もしノイズが疑われる場合、最も簡単なテストは、電源を完全にオフにした状態でデータを取り、次に電源を最小限の負荷でオンにした後にデータを取り、データの変化を比較することです。
3. ソフトウェアとアルゴリズムの改善
ハードウェア的な問題が全てクリアされた場合、最後にソフトウェア側の処理を見直します。不安定なデータは、サンプリングやフィルタリングの処理過程で悪化することがあります。
サンプリングレートとオーバーサンプリング
データが不安定に見える原因の一つに、サンプリングレート(計測頻度)の不適切な設定があります。現象が非常に速い場合、単にサンプリングレートが低すぎることが原因です。
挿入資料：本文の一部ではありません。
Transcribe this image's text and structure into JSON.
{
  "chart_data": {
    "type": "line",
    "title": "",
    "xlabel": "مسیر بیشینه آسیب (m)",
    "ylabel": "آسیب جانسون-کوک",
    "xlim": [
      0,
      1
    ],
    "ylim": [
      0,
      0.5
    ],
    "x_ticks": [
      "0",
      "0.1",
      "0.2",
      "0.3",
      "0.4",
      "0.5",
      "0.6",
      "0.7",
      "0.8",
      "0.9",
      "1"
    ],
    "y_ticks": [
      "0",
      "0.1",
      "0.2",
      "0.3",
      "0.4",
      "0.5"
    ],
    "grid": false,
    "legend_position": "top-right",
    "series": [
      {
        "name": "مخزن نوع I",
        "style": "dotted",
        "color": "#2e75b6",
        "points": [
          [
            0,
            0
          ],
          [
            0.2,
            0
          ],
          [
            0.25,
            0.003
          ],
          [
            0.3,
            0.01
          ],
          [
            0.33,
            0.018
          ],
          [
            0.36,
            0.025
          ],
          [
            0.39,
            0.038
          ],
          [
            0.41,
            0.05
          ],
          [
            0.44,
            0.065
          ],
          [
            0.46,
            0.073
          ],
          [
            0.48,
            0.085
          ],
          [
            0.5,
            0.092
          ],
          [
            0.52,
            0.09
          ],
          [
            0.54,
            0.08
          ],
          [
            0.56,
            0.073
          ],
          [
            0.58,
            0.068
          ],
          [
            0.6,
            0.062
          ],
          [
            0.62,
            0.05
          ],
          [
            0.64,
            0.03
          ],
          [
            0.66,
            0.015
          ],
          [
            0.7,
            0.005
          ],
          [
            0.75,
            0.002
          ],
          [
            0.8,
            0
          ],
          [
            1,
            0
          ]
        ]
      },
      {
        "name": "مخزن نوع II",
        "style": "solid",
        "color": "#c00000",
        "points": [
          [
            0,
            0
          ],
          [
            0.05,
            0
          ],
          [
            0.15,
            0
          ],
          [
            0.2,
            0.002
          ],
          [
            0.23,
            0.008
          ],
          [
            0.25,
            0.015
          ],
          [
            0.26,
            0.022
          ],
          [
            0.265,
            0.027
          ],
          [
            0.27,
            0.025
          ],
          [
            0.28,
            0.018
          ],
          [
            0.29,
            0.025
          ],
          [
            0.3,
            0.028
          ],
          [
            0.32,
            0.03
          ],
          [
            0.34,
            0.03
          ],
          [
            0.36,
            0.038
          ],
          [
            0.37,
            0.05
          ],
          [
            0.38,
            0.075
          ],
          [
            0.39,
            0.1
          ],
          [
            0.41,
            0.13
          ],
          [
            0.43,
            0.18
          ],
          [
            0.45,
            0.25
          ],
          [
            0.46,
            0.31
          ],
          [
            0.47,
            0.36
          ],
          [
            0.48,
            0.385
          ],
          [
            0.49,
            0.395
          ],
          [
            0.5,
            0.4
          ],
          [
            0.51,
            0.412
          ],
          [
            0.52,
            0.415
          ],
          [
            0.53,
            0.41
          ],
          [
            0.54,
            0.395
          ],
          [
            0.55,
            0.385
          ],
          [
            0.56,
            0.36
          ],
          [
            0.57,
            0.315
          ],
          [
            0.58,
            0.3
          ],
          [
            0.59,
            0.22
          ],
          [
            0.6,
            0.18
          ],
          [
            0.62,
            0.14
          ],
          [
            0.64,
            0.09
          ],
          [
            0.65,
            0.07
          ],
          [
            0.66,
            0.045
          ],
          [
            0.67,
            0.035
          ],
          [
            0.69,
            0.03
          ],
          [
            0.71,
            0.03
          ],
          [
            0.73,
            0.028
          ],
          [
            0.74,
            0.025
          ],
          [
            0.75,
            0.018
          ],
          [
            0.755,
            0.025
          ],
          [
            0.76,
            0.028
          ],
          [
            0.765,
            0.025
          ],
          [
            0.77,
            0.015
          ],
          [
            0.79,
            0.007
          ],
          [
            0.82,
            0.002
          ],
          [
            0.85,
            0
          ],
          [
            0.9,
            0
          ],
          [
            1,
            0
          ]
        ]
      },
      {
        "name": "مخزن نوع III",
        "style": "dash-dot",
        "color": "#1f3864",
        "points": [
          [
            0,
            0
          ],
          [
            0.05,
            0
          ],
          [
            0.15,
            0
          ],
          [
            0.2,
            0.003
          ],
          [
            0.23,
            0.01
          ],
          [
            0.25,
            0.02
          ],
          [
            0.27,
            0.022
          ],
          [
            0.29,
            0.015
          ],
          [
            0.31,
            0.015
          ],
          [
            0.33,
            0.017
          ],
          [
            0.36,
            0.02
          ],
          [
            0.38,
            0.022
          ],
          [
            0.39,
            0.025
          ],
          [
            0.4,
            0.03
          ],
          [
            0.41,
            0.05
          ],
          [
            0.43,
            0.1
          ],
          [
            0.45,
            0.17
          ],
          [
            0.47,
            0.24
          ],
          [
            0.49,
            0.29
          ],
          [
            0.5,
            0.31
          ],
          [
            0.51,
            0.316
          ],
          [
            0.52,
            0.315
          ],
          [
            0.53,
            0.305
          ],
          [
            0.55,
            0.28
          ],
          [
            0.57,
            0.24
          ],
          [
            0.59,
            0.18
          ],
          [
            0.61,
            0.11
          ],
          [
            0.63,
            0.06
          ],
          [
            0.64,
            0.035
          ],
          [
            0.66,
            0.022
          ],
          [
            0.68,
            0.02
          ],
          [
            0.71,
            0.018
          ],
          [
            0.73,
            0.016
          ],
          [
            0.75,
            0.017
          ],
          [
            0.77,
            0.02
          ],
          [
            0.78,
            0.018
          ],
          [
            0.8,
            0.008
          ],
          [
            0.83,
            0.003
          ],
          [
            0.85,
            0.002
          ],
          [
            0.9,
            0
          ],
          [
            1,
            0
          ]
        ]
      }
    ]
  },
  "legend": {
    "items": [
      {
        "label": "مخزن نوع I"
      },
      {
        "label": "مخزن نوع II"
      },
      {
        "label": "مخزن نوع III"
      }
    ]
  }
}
まず、測定対象の現象が持つ最大周波数を推定し、ノイズや変化を十分に捉えられるだけのサンプリングレートを確保しましょう。
フィルタリングの選択と調整
ノイズ除去のためのフィルタリングは非常に重要ですが、誤ったフィルタは真の信号を歪ませる「過剰除去」の原因にもなります。センサー値の特性に合わせて、適切なフィルタリング手法を選択することが重要です。
代表的なフィルタとその使い分け
- 移動平均フィルタ (Moving Average Filter): 最も簡単ですが、ノイズ除去の度合いと応答速度のトレードオフがあります。ウィンドウサイズを大きくしすぎると、値の変化への追従が遅れます。
- ローパスフィルタ (Low Pass Filter): 特定の周波数以上の成分をカットします。物理現象のノイズ成分がどの周波数帯にあるかを知っている場合に有効です。
- カルマンフィルタ (Kalman Filter): システムの動的な挙動を考慮し、予測値と測定値の重み付けを行う高度な手法です。物理的なモデルが確立できれば、最も安定した推定値を得られます。
結論:切り分けは検証と対比から
センサー値の不安定さという現象に直面したとき、「なぜ安定しないのか」という原因を一つに絞り込むのは困難です。最も効果的なアプローチは、「原因候補を一つ設定し、それを取り除いた状態でデータが改善するかどうか」を検証し、対比させることです。
「電源ノイズが怪しい」⇒ 電源のフィルタリングを導入し、改善するか?
「配線にノイズが入っている」⇒ シールドケーブルに変更し、改善するか?
「フィルタが強すぎる」⇒ フィルタのウィンドウサイズを縮小し、改善するか?
この体系的な「排除法」を繰り返すことで、原因の特定は必ずできます。焦らず、一つの要因を改善してデータが改善するパターンを繰り返し確認していきましょう。